The interval between cervical cytology examinations may be extended to every 3 years for women at least aged 30 years who have had 3 consecutive negative cervical cytology screening test results and who have no history of CIN 2 or CIN 3, HIV infection, immunocompromised state, or DES exposure in utero.
Acceptable screening techniques are liquid-based and conventional cervical cytology methods.
Routine cytology testing should be discontinued in women who have had a total hysterectomy for benign conditions and who have no history of high-grade CIN.
For women older than 30 years, an appropriate screening test is cytology combined with HPV DNA testing. When both these test results are negative in a low-risk woman 30 years or older, rescreening should be performed no sooner than 3 years later.
Specific ACOG recommendations in the updated guidelines, based on limited and inconsistent scientific evidence (level B), are as follows:
Sexually active women younger than 21 years should be counselled and tested for sexually transmitted infections and should be counselled regarding safe sex and contraception. Cervical cytology testing is not necessary, and speculum examination need not be performed in asymptomatic women.
Cervical cancer screening can be discontinued between the ages of 65 and 70 years in women who have 3 or more consecutive negative cytology test results and no abnormal test results in the past 10 years because cervical cancer develops slowly, and risk factors decrease with age.
Women previously treated for CIN 2, CIN 3, or cancer remain at risk for persistent or recurrent disease for at least 20 years after treatment and after initial posttreatment surveillance. This group should therefore continue to be screened annually for at least 20 years.
Even after the period of posttreatment surveillance, screening should continue for women status post hysterectomy with removal of the cervix who have a history of CIN 2 or CIN 3, or in whom a negative history cannot be documented. In this patient group, there are no good data to support or refute discontinuing screening.
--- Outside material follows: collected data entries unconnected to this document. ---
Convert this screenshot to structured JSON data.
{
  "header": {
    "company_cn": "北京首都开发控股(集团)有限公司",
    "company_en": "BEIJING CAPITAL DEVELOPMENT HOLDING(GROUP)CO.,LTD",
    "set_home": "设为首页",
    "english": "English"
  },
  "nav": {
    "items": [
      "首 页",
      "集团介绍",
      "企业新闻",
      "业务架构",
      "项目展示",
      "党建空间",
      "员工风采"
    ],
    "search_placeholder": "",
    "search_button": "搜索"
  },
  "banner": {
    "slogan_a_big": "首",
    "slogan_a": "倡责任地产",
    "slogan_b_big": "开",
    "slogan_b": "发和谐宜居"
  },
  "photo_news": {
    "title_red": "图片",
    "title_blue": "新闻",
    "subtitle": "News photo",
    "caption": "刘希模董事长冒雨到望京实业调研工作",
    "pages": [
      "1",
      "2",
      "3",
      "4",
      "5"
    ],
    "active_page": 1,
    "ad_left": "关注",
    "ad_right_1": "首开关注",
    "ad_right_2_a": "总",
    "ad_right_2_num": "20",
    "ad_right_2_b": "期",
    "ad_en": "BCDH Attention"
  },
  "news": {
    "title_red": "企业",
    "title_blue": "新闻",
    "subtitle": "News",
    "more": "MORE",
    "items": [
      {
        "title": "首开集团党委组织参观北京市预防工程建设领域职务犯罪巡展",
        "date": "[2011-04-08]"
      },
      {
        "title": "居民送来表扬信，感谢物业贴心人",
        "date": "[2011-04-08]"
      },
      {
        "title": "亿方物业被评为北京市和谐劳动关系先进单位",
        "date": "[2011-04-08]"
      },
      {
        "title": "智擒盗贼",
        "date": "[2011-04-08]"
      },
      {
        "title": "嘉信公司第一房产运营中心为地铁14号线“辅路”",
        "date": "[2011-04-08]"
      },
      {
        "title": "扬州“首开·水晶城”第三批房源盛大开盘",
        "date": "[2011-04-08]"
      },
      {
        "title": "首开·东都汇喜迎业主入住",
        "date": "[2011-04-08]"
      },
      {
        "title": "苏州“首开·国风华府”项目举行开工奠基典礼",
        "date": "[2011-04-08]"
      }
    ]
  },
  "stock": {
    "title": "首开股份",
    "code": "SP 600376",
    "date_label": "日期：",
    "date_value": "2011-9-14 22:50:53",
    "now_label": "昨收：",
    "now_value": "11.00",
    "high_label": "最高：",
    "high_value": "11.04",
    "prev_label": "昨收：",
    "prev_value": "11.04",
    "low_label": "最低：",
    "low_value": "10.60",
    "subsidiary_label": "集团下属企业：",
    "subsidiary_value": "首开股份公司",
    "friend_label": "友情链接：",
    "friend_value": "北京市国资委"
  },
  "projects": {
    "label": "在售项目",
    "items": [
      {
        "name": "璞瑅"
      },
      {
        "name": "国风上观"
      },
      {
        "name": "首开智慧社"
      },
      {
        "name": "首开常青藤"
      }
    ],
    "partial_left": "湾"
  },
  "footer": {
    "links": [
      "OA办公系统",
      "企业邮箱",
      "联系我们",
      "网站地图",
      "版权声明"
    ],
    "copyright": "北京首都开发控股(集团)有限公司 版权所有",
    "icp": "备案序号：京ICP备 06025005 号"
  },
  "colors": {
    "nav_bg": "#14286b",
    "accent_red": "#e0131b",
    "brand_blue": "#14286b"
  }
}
Revised ACOG recommendations, based primarily on consensus and expert opinion (level C), are as follows:
Physicians should inform their patients that annual gynecologic examinations may still be appropriate regardless of the frequency of cervical cytology screening, even if cervical screening is not performed at each visit.
Women who were vaccinated against HPV-16 and HPV-18 should follow the same screening guidelines as nonvaccinated women.
A proposed performance measure recommended by ACOG is the percentage of women aged 21 to 29 years who have received a Pap test within the past 2 years.
Obstet Gynecol. Published online November 20, 2009.